Unicode Character 'BULLET' (U+2022)

derari · February 4, 2016, 2:56pm

Not wishing to interrupt the flamewar between kolen and Kagan_Kayal, I would like to add these two points.

####Commonmark is already a Unicode specification

A character is a Unicode code point. Although some code points (for example, combining accents) do not correspond to characters in an intuitive sense, all code points count as characters
for purposes of this spec.
This spec does not specify an encoding; it thinks of lines as composed of characters rather than bytes. A conforming parser may be limited to a certain encoding.
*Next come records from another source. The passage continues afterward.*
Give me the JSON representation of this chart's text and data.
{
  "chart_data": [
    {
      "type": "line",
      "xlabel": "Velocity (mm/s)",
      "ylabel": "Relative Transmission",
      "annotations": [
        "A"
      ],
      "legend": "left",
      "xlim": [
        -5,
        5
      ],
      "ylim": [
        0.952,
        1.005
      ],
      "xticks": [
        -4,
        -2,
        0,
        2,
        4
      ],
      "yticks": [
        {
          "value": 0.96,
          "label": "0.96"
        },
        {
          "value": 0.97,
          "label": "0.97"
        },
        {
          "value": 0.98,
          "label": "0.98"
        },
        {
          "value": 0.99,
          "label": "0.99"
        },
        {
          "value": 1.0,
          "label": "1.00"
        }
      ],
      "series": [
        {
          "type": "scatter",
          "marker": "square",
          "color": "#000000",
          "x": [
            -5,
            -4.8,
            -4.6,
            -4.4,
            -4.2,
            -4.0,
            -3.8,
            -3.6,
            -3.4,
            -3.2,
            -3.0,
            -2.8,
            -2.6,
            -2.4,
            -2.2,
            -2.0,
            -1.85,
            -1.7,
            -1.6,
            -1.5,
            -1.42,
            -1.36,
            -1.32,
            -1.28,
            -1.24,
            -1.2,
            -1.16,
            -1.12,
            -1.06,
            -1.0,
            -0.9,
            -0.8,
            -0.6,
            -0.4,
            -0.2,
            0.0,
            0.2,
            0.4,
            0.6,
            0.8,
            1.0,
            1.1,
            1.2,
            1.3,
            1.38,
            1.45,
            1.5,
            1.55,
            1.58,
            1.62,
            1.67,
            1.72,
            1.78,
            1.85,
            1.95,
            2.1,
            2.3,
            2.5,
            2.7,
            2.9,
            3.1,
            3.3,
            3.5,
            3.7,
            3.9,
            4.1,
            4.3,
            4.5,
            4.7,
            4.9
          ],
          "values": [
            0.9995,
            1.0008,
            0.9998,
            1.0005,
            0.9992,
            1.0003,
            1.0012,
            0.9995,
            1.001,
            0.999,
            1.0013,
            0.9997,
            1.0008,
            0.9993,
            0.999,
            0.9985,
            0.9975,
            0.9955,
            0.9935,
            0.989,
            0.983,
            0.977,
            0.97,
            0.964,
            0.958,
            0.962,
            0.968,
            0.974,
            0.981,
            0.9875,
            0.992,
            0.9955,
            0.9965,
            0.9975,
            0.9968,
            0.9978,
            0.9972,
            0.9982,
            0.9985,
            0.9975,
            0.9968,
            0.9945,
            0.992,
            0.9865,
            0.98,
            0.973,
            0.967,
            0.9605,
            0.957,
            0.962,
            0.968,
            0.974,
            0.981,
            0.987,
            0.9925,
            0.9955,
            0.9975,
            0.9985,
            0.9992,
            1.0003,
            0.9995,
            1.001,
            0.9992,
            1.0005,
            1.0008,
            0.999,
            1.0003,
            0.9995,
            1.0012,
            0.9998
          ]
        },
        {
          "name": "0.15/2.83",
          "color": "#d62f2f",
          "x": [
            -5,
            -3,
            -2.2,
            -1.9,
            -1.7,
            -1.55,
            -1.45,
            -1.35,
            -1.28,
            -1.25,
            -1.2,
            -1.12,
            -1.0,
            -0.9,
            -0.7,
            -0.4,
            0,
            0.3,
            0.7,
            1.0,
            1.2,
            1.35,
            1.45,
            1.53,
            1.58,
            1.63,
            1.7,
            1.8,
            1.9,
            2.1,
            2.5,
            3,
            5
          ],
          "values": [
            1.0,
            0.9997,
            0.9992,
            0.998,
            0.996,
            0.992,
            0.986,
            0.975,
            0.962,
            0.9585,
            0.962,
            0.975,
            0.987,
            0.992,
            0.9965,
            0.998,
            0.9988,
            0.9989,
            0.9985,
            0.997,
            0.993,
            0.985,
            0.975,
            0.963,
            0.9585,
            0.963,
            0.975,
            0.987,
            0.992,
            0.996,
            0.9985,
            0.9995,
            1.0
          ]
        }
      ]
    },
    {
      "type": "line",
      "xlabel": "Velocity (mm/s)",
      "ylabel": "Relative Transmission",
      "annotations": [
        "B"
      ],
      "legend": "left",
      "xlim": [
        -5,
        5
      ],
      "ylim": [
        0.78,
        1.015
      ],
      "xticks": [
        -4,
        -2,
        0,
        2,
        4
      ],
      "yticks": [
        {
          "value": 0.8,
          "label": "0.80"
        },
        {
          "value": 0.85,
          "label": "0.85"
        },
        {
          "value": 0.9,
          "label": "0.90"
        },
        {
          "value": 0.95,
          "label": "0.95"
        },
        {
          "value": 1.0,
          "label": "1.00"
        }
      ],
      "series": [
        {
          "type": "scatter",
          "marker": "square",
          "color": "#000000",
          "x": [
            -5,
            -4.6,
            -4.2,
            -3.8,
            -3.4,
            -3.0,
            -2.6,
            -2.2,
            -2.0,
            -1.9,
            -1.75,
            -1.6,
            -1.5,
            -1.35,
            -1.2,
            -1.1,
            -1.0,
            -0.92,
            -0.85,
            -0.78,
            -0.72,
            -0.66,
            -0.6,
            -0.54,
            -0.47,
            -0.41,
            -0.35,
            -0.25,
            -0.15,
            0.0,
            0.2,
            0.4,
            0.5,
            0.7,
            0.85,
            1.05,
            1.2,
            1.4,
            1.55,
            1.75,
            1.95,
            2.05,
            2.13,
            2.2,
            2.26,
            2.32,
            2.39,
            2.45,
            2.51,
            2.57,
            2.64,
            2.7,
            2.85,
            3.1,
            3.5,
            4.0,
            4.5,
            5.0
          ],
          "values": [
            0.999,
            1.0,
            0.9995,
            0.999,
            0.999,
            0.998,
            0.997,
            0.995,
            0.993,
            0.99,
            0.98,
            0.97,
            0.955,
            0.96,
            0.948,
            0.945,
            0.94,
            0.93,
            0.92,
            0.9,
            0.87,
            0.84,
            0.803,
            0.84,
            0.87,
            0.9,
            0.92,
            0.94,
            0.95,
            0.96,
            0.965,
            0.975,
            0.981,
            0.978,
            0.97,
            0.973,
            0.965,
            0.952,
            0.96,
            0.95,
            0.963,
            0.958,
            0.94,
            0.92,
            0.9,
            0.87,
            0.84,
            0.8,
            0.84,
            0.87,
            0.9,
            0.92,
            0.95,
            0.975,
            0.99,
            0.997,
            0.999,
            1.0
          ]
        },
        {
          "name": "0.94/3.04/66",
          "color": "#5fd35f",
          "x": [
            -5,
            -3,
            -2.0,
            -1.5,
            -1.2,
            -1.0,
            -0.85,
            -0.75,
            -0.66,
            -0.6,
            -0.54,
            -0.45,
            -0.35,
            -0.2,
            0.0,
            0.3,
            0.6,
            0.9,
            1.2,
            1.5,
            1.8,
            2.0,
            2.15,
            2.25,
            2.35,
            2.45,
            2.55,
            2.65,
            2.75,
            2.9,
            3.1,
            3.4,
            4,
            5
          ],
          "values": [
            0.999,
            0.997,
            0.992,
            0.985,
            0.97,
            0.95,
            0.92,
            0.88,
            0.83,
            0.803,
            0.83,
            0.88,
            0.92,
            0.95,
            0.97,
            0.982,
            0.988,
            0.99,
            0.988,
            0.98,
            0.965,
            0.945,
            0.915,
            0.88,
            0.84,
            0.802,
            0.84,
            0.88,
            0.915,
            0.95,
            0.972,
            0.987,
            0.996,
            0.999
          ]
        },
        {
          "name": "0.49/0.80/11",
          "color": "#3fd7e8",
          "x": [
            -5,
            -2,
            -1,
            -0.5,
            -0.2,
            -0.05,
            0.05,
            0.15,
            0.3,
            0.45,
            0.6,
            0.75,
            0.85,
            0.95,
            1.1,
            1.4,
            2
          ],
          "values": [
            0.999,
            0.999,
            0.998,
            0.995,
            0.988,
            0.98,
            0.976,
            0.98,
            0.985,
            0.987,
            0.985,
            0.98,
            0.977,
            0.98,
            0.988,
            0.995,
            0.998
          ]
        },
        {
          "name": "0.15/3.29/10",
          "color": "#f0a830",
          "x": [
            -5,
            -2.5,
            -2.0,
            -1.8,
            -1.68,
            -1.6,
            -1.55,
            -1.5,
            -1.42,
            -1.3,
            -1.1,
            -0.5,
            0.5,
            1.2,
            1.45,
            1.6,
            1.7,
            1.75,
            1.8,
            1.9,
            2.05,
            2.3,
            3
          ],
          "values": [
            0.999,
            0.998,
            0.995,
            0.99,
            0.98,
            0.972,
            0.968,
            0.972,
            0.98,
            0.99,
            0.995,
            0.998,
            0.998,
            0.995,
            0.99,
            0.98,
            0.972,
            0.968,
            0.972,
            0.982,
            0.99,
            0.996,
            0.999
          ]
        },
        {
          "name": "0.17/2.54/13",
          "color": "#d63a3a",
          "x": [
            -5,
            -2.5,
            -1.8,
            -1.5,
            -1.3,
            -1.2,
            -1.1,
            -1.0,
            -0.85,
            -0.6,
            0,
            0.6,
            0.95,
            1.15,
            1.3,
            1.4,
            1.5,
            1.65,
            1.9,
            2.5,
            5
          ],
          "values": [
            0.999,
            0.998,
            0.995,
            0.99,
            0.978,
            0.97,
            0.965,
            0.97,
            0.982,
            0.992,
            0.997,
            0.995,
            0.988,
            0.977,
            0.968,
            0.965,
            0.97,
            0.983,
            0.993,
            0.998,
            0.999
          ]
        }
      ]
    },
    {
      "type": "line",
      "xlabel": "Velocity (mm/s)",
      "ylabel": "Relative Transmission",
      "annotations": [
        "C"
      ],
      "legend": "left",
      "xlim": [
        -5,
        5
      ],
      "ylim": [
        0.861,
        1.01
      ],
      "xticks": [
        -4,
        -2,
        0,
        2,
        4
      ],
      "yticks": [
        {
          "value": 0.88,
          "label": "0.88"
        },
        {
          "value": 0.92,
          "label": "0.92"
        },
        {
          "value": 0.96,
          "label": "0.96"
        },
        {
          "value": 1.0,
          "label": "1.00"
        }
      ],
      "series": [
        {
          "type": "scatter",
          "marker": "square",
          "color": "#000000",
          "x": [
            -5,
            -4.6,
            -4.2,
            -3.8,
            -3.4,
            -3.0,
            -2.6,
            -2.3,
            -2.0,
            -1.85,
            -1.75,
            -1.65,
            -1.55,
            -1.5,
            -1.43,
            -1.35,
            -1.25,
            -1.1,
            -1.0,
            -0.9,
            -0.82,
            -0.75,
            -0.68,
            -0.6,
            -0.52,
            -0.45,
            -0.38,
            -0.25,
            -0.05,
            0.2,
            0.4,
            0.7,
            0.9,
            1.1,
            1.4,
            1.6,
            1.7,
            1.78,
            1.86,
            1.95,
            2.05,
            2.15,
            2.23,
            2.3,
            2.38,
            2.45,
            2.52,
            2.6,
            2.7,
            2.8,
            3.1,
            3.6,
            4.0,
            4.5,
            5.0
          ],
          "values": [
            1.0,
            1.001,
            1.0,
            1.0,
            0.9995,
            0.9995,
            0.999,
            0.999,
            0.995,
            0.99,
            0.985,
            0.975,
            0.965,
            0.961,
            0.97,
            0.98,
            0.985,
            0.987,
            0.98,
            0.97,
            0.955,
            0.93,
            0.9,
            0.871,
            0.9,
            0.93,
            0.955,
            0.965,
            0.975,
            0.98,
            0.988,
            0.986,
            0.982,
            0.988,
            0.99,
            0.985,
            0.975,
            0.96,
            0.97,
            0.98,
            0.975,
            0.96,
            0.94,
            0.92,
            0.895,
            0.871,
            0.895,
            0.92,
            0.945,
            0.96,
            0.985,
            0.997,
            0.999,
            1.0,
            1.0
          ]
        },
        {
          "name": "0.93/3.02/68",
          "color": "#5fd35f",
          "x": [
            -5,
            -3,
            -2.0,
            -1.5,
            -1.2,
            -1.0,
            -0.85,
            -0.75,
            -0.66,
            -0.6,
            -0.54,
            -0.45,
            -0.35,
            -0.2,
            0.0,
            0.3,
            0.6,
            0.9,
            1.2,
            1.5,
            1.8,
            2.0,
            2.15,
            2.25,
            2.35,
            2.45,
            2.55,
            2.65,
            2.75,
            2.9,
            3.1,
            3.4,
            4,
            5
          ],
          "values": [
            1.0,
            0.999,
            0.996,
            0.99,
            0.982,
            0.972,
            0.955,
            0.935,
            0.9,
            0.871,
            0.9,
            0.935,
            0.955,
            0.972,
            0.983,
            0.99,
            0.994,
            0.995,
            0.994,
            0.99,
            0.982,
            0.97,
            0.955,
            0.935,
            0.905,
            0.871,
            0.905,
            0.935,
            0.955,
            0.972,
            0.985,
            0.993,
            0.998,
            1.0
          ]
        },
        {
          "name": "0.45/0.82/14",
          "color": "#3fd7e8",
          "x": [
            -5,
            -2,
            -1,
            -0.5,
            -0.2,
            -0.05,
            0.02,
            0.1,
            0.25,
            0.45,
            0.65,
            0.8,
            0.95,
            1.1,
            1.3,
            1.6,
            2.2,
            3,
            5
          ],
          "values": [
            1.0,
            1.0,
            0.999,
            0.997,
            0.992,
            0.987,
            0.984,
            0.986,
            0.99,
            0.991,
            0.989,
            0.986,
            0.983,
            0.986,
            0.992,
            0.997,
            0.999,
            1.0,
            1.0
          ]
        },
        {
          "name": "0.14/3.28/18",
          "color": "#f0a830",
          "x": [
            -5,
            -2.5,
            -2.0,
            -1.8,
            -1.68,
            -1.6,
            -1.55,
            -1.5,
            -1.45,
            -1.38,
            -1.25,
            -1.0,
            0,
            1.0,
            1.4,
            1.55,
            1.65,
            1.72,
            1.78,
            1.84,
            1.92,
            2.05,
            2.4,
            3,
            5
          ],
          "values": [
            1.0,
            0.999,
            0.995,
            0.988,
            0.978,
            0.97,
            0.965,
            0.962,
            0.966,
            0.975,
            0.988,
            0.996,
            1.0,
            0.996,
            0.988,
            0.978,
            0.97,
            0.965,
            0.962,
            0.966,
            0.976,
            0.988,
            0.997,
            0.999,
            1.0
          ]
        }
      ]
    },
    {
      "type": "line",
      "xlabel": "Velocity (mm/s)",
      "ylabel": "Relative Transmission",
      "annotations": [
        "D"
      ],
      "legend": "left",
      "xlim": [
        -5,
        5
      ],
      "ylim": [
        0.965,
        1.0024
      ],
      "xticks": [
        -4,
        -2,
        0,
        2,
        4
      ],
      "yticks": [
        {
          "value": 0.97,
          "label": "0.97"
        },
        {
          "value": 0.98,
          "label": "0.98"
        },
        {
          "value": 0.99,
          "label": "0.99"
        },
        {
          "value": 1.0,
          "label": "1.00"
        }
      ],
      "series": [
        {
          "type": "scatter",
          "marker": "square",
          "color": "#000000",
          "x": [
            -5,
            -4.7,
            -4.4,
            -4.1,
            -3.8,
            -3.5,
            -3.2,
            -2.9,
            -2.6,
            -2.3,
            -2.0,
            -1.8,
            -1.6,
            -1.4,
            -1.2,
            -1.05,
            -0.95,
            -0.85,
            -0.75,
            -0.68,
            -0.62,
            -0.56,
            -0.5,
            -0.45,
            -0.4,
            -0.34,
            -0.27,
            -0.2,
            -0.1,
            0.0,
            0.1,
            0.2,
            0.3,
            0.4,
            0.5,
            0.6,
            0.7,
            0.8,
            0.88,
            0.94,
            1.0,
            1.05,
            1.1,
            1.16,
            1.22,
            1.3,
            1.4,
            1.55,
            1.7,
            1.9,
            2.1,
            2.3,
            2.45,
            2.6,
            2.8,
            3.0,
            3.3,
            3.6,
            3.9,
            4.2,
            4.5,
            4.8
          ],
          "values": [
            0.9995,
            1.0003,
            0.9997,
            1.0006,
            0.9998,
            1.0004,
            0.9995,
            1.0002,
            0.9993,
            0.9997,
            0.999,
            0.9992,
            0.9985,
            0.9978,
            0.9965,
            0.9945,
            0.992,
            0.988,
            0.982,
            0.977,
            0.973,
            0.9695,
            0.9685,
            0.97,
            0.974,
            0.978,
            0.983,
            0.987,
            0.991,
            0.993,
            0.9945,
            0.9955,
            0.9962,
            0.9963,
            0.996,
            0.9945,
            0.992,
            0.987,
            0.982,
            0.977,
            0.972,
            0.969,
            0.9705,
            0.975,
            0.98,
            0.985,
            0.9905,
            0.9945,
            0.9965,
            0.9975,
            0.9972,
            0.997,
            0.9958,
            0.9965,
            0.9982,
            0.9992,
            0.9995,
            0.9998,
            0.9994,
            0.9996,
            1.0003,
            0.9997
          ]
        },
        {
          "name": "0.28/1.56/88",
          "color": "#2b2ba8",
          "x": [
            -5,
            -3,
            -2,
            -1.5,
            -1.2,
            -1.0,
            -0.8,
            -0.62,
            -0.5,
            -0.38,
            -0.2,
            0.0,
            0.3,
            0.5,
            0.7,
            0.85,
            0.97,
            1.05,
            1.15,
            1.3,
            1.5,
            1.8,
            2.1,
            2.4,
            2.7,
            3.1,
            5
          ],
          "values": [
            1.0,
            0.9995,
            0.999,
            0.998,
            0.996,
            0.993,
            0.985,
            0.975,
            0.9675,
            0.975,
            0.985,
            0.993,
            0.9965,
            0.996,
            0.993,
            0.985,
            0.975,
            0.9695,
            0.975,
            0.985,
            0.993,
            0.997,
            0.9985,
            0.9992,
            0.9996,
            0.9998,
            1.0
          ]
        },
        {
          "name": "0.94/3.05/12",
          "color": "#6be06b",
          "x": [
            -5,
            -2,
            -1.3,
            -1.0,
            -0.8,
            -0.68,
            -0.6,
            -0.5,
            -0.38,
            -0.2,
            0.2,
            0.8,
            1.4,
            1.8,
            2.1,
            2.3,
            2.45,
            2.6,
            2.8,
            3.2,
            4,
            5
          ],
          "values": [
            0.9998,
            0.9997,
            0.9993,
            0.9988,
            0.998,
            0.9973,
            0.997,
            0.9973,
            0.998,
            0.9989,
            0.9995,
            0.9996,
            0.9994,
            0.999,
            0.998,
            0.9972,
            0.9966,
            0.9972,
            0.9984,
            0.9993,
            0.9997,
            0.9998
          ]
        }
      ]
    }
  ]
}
So it doesn’t matter whether a parser prefers UTF-7, -8, -16, -32, or some esoteric IBM standard, it has to support Unicode code points anyway. This also becomes apparent a few lines later (emphasis mine):

A Unicode whitespace character is any code point in the Unicode Zs class, or a tab (U+0009), carriage return (U+000D), newline (U+000A), or form feed (U+000C).

The old ASCII-Whitespace is only used inside HTML tags, which is probably to be compatible with the HTML standards.

So if Commonmark uses Unicode anyway, it might as well use all of it. Otherwise we have an ASCII markup language with some Unicode text inbetween, which seems quite arbitrary.

on the other hand…

####Unicode bullets can’t be escaped

Any ASCII punctuation character may be backslash-escaped.
Backslashes before other characters are treated as literal backslashes.

This is definitely something that needs to be looked into, and AFAIK it wasn’t mentioned yet.